Aksara Lampung yang 19 huruf, dari ka-ga-nga sampai ra-sa-wa-ha, dibahas oleh Prof. Karel Frederik Holle, Tabel van Oud en Nieuw Indische Alphabetten (Batavia, 1882), dan meskipun selintas disinggung juga oleh Prof. Johannes Gijsbertus de Casparis, Indonesian Palaeography: A History of Writing in Indonesia (Leiden, 1975). Kata Prof. K.F.Holle, cuma sedikit suku-suku di Nusantara yang mempunyai aksara sendiri, dan salah satu di antaranya adalah aksara Lampung! Sebagian besar suku-suku tidak memiliki aksara, dan baru mengenal aksara setelah menerima Islam, yaitu huruf Arab-Melayu.

Aksara Lampung memiliki banyak kesamaan dengan aksara Batak, Bugis dan Sunda Kuna (yang sekarang mulai disosialisasikan kembali di Jawa Barat). Tetapi bukan berarti yang satu meniru yang lain, melainkan aksara-aksara tersebut memang bersaudara, sama-sama diturunkan dari aksara Dewanagari di India. Persis sama halnya dengan aksara Latin dan aksara Rusia yang sama-sama diturunkan dari aksara Yunani, yang pada mulanya berasal dari aksara Phoenisia. Jadi di dunia ini tidak ada aksara yang murni, sebab pembauran antarbudaya di muka bumi berlangsung sepanjang masa.

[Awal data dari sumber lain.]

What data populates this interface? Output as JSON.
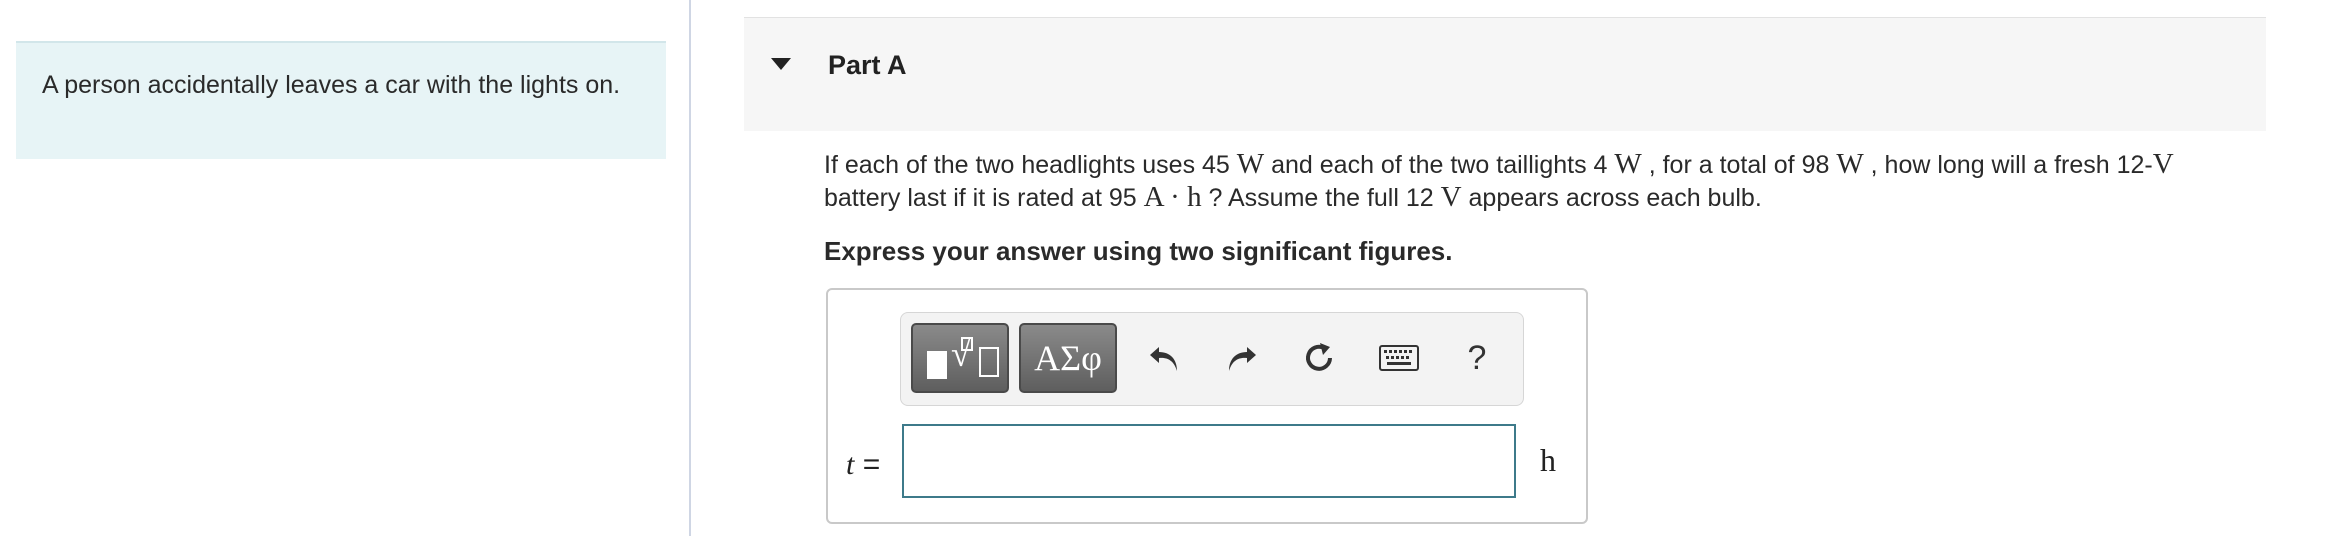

Kemudian perlu ditegaskan bahwa karya-karya ilmiah tentang bahasa dan aksara Lampung semuanya memakai “r” untuk menuliskan huruf atau fonem ke-16 aksara Lampung! Gelar (adok) dan nama tempat harus dituliskan dengan ejaan “r”, meskipun dibaca mendekati bunyi “kh”, misalnya Pangiran Raja Purba, Batin Sempurna Jaya, Radin Surya Marga, Minak Perbasa, Kimas Putera, Marga Pertiwi, Buay Pernong, Bandar Negeri Ratu, dsb. Penulisan “radu rua rani mak ratong” merupakan ejaan baku (ilmiah), sedangkan penulisan “khadu khua khani mak khatong” tidaklah baku.

Akhirnya perlu dikemukakan bahwa dalam era sains dan teknologi sekarang, suatu bahasa jika mau berkembang harus mampu menyerap istilah-istilah modern dan kontemporer. Jadi bahasa Lampung perlu banyak menyerap kosakata baru, dan janganlah ada yang berpendapat bahwa bahasa Lampung merupakan bahasa “hibrid” atau “cangkokan”. Bahasa Indonesia, bahkan juga bahasa Inggris, banyak sekali menyerap kosakata dari luar.

Antak ija pai da pubalahan ram sa, dang kejung ga, kantu mak kebaca.